Et c'est là qu'apparaît ce qui est peut-être la grande faiblesse d'Obama. D'aucuns disent qu'il est faible, incapable de prendre la moindre initiative risquée et, qu'en somme, il manquerait de courage à la différence d'un Clinton toujours partant pour croiser le fer avec ses ennemis. Il y a sûrement de cela mais on peut aussi penser qu'il y a une autre raison. Obama, de par ses origines et le complexe identitaire qui l'a longtemps tourmenté (comme lorsqu'il se faisait appeler Barry), est dévoré par l'obsession de plaire. A force de vouloir être apprécié, y compris par ses adversaires politiques, il en oublie ce pour quoi il a été élu.

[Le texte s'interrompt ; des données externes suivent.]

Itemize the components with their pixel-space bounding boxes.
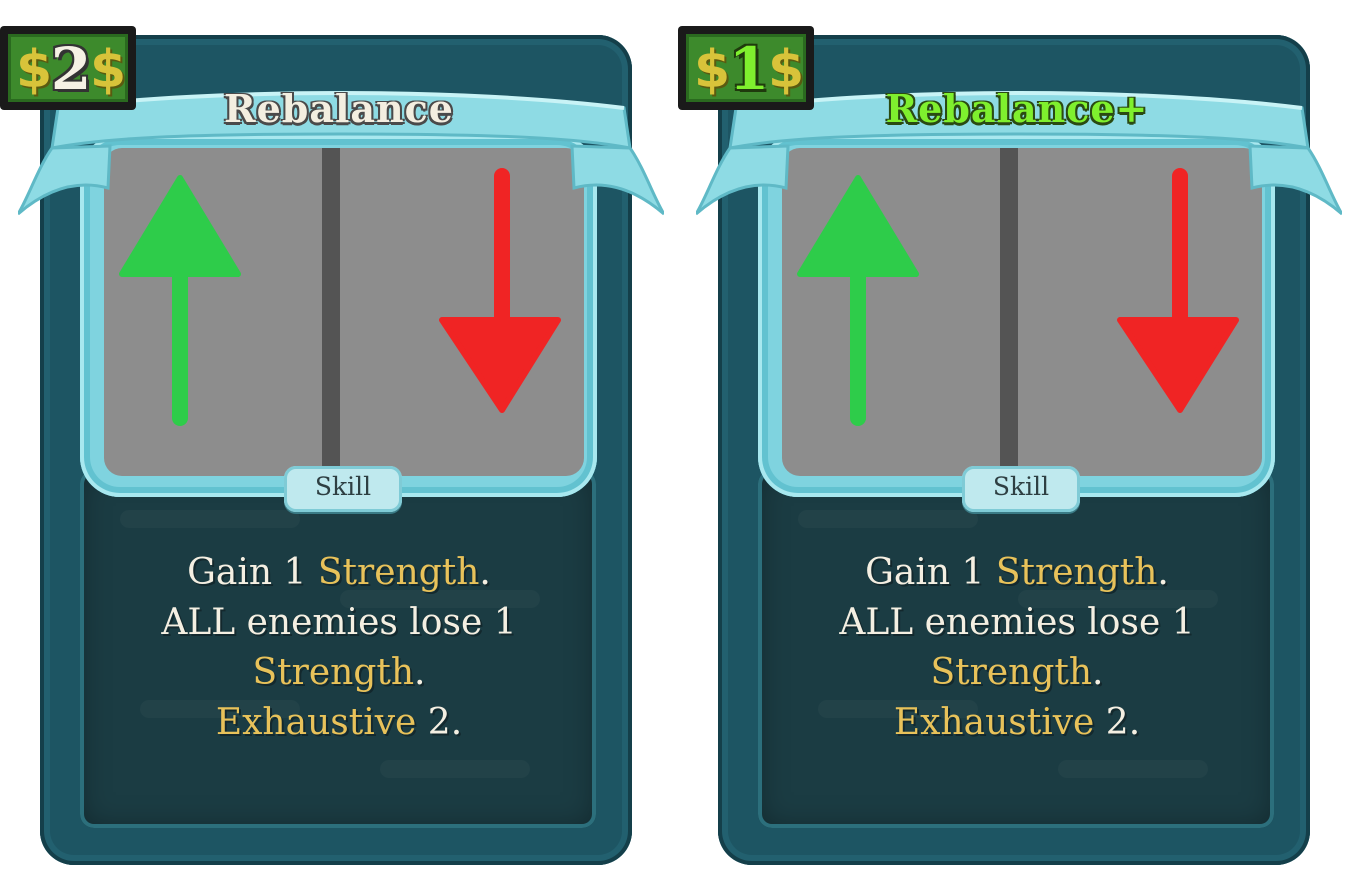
card-description: Gain 1 Strength. ALL enemies lose 1 Stre… (782, 548, 1252, 748)
cost-value: 2 (50, 35, 92, 103)
card-type: Skill (314, 472, 372, 501)
card-type: Skill (992, 472, 1050, 501)
desc-line-3: Strength. (252, 652, 426, 693)
type-plate: Skill (284, 466, 402, 512)
desc-line-4: Exhaustive 2. (215, 702, 463, 743)
cost-badge: $ $ 2 (0, 26, 136, 110)
card-description: Gain 1 Strength. ALL enemies lose 1 Stre… (104, 548, 574, 748)
desc-line-3: Strength. (930, 652, 1104, 693)
desc-line-4: Exhaustive 2. (893, 702, 1141, 743)
desc-line-2: ALL enemies lose 1 (839, 602, 1195, 643)
desc-line-2: ALL enemies lose 1 (161, 602, 517, 643)
desc-line-1: Gain 1 Strength. (187, 552, 491, 593)
card-rebalance[interactable]: Rebalance $ $ 2 Skill Gain 1 Strength. A… (0, 0, 678, 874)
card-rebalance-plus[interactable]: Rebalance+ $ $ 1 Skill Gain 1 Strength. … (678, 0, 1356, 874)
cost-value: 1 (728, 35, 770, 103)
type-plate: Skill (962, 466, 1080, 512)
cost-badge: $ $ 1 (678, 26, 814, 110)
desc-line-1: Gain 1 Strength. (865, 552, 1169, 593)
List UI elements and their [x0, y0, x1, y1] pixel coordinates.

C'est d'ailleurs un comportement très fréquent chez les représentants de ce que l'on appelle les minorités visibles. C'est le cas en France à l'image des fameux «beurgeois » qui, pour reprendre une expression bien algérienne, n'en finissent plus de «s'excuser de demander pardon » et qui n'ont qu'une seule envie : prouver qu'ils sont sages, raisonnables et donc dignes de confiance.

Le discours prononcé en fin de semaine dernière par Obama devant les Nations unies est, en cela, un bel exemple. Ce n'est pas aux chefs d'Etats et de gouvernements présents qu'il s'adressait ni même à Benyamin Netanyahu flanqué de son raciste de ministre des Affaires étrangères Avigdor Lieberman. En réalité, Obama devançait les exigences d'un Congrès américain dominé par les républicains et nettement en faveur d'Israël. En faisant cela, le président étasunien a feint au passage d'oublier que le gouvernement israélien lui a infligé moult humiliations comme lorsqu'il a annoncé le lancement de nouveaux chantiers de colonisation alors même que le vice-président Joe Biden était en visite officielle en Israël.

S'aligner sur la position de ses adversaires pour se les concilier et surtout, pour éviter l'humiliation d'une défaite électorale au Congrès : mais quelle stratégie de gagne-petit ! Quelle preuve d'impuissance aussi. On peut penser qu'Obama est désormais entièrement tourné vers l'échéance électorale de novembre 2012. Le problème pour lui, c'est que toutes ses concessions et tous ses reniements ne risquent guère de lui servir. En effet, il y a de fortes chances pour qu'il ne soit pas réélu comme l'a si bien compris la pléthore de candidats aux primaires républicaines. Battu après avoir tant parlé mais si peu osé : la belle légende d'Obama, risque fort de se terminer en triste déroute.